Scarlett (Weeks) is going to oblige us on that score. She believes that the legendary Philosopher’s Stone which European alchemists of the 15th century famously believed could change base metals into gold and allow the possessor to live forever, also rests in a secret chamber off the catacombs. She is a bit nutty on the subject – her dad (Van Hool) searched his entire life for the Stone and was ridiculed by the scientific community for it. His suicide only drove her into further obsession to find the artifact.

After nearly getting buried alive in Iran to photograph an elaborate Rosetta’s stone-like thing that would allow her to translate a map that she believes will lead her to the stone, the determined young scientist – who has several PhDs to her credit despite her youth – heads to Paris to find George (Feldman) who can translate the Aramaic and allow the symbols to be properly read.

George, once abandoned in Turkey by Scarlett so that she could continue her quest, is less than enthusiastic about helping her and her omnipresent cameraman Benji (Hodge) who is documenting the search. However, he agrees to put her in contact with urban spelunkers Papillon (Civil), Souxie (Lambert) and Zed (Marhyar) who agree to lead her to the place on her map even though it appears on no credible maps of the catacombs.

Once they get down there beyond the paths where tourists tread, strange things begin to happen. George, who is forced to join them by circumstances beyond his control, is definitely uneasy and Benji who is a bit claustrophobic is downright ready to turn on his heels and head back to the world above, sense that there is something not quite right and Papillon, who knows the area better than anyone except for La Taupe (Castro), a mole-like spelunker who went down into a forbidden tunnel and never was seen again. Of course, you know which tunnel they’re going to head down into – and where it leads may be the last place anyone rational wants to go.

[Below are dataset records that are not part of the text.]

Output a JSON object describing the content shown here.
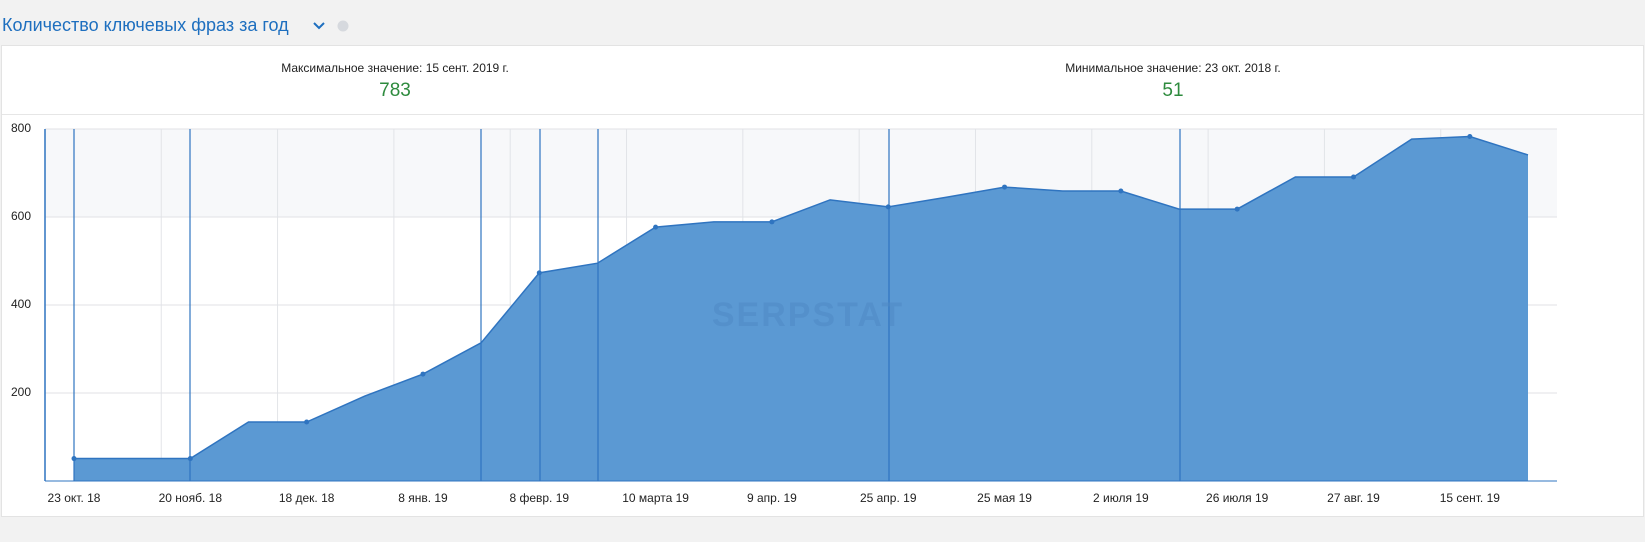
{
  "chart_data": {
    "type": "area",
    "title": "Количество ключевых фраз за год",
    "stats": [
      {
        "label": "Максимальное значение: 15 сент. 2019 г.",
        "value": 783
      },
      {
        "label": "Минимальное значение: 23 окт. 2018 г.",
        "value": 51
      }
    ],
    "watermark": "SERPSTAT",
    "categories": [
      "23 окт. 18",
      null,
      "20 нояб. 18",
      null,
      "18 дек. 18",
      null,
      "8 янв. 19",
      null,
      "8 февр. 19",
      null,
      "10 марта 19",
      null,
      "9 апр. 19",
      null,
      "25 апр. 19",
      null,
      "25 мая 19",
      null,
      "2 июля 19",
      null,
      "26 июля 19",
      null,
      "27 авг. 19",
      null,
      "15 сент. 19",
      null
    ],
    "values": [
      51,
      51,
      51,
      134,
      134,
      193,
      243,
      314,
      473,
      495,
      577,
      589,
      589,
      639,
      623,
      645,
      668,
      659,
      659,
      618,
      618,
      691,
      691,
      777,
      783,
      741
    ],
    "color": "#5b99d3",
    "line_color": "#2f74c0",
    "ylim": [
      0,
      800
    ],
    "yticks": [
      200,
      400,
      600,
      800
    ],
    "grid": true
  }
}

Right now is a really good time to be a horror film, with an abundance of talented young up-and-coming directors showing immense promise and delivering in some cases some extraordinary horror films. While Dowdle qualifies as the former, his latest effort doesn’t qualify as the latter but don’t be put off – this is a very solid and entertaining horror movie that takes full advantage of its setting.

The cast is largely unknown although Mad Men fans might recognize Feldman but do solid jobs in roles that are fairly rote horror characters. I have to say Marhyar has one of the best “oh, crap!” expressions I’ve seen ever. It does make for occasional comedy relief.

The film is presented in a found footage format, which to my mind was totally unnecessary. We spend large chunks of time wandering down tunnels lit by headlamps and flashlights. Sure, this can be creepy but over the course of an hour and a half it gets old, plus because much of the movie is shot with GoPro devices the image quality is murky in places.

However, that doesn’t mean there isn’t an off-the-charts creepiness factor going on here and Dowdle knows what he’s doing when it comes to ratcheting up the tension to high levels. While there is a lot here that’s unremarkable, overall this is a much better than average movie when it comes to horror and in a year where the bar has been set fairly high for big studio horror pictures this one comes in right in the middle of the pack.

REASONS TO GO: Genuinely creepy setting. Some terrific scares.
REASONS TO STAY: Found footage is definitely passé and in this case, unnecessary. Could have shaved about ten minutes off.
FAMILY VALUES:  Plenty of terror and violence, some of it bloody. There’s also pretty much non-stop cursing.
TRIVIAL PURSUIT: The first movie to be released in Legendary’s new deal with Universal after years at Warner Brothers.
CRITICAL MASS: As of 9/13/14: Rotten Tomatoes: 28% positive reviews. Metacritic: 38/100.